I wish this planet didn’t have sentient inhabitants, or at least that they were not so much like me. “Do not interfere.” Ha! How can I help but interfere?

As I thought, the two adults were Songbird’s parents, decked out in their best finery, and the smaller, aged figure, even more elaborately adorned, was the person I’ve been calling – and might as well continue calling – the shaman. I suspect clan-mother would be more accurate, as most of her advice seems to come from experience and tradition. I do not know how old she is, but Songbird’s mother is the daughter of her daughter. She is bent and wrinkled, and the few teeth she has left are worn down to nubbins – yet I think from some of the things she said that she is younger than I am.

When I asked her how she knew I would rescue Songbird, while Songbird was showing my “calendar” to her parents, she looked half puzzled. “Sometimes I know when someone is going to die. I knew I could not heal Songbird, and yet I did not feel her death coming. And we had to leave; the clans meet when the rains go north. But I hoped only; I did not know.”

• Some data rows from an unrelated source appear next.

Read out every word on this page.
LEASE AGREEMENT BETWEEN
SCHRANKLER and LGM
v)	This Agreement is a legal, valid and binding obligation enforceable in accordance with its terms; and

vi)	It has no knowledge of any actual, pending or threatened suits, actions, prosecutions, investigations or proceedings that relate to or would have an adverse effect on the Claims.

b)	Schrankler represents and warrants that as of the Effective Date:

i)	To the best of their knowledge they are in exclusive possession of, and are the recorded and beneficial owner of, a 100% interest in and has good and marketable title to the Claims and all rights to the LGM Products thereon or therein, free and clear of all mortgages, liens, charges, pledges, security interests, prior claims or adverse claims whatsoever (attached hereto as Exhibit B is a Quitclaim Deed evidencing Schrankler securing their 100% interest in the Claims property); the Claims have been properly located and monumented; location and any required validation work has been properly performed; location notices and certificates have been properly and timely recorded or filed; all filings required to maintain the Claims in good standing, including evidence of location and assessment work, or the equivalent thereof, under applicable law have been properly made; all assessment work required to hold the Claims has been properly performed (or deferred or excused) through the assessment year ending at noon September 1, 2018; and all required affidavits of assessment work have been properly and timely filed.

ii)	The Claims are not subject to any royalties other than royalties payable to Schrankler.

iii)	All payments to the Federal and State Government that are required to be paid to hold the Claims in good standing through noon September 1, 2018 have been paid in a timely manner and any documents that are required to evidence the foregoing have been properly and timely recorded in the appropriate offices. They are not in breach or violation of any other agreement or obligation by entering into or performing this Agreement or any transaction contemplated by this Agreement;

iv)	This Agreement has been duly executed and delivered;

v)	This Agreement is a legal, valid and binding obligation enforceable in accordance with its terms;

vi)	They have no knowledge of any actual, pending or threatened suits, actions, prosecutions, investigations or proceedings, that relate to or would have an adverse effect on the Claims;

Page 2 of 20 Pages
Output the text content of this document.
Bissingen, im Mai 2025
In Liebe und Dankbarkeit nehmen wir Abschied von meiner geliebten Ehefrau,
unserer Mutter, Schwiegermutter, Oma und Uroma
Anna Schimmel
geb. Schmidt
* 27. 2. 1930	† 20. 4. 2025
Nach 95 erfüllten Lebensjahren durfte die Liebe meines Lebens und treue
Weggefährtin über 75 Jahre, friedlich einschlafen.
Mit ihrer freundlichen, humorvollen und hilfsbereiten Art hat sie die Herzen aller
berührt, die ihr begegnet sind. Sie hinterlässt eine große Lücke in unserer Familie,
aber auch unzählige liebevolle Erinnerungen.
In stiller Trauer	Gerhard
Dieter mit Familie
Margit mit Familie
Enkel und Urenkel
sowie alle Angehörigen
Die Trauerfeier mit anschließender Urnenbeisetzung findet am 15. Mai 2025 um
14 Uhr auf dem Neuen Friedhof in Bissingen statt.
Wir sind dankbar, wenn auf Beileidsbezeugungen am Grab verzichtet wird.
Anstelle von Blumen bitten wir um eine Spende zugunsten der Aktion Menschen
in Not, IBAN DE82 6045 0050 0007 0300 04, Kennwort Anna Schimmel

Untrained conditional precognition. We might be like this, if we aged.

Yet they have something we do not have, something that delights the eye. They – all of them – have creativity. Songbird wove patterns into her baskets, which pleased me, but everything these people have is decorated in some way. With us, only a few have the ability to create beauty, and those few are treasured. Is it possible that all of these people, people who grow old like animals, have that spark in their souls?

They know of me. What further harm could I do by accepting their invitation to visit?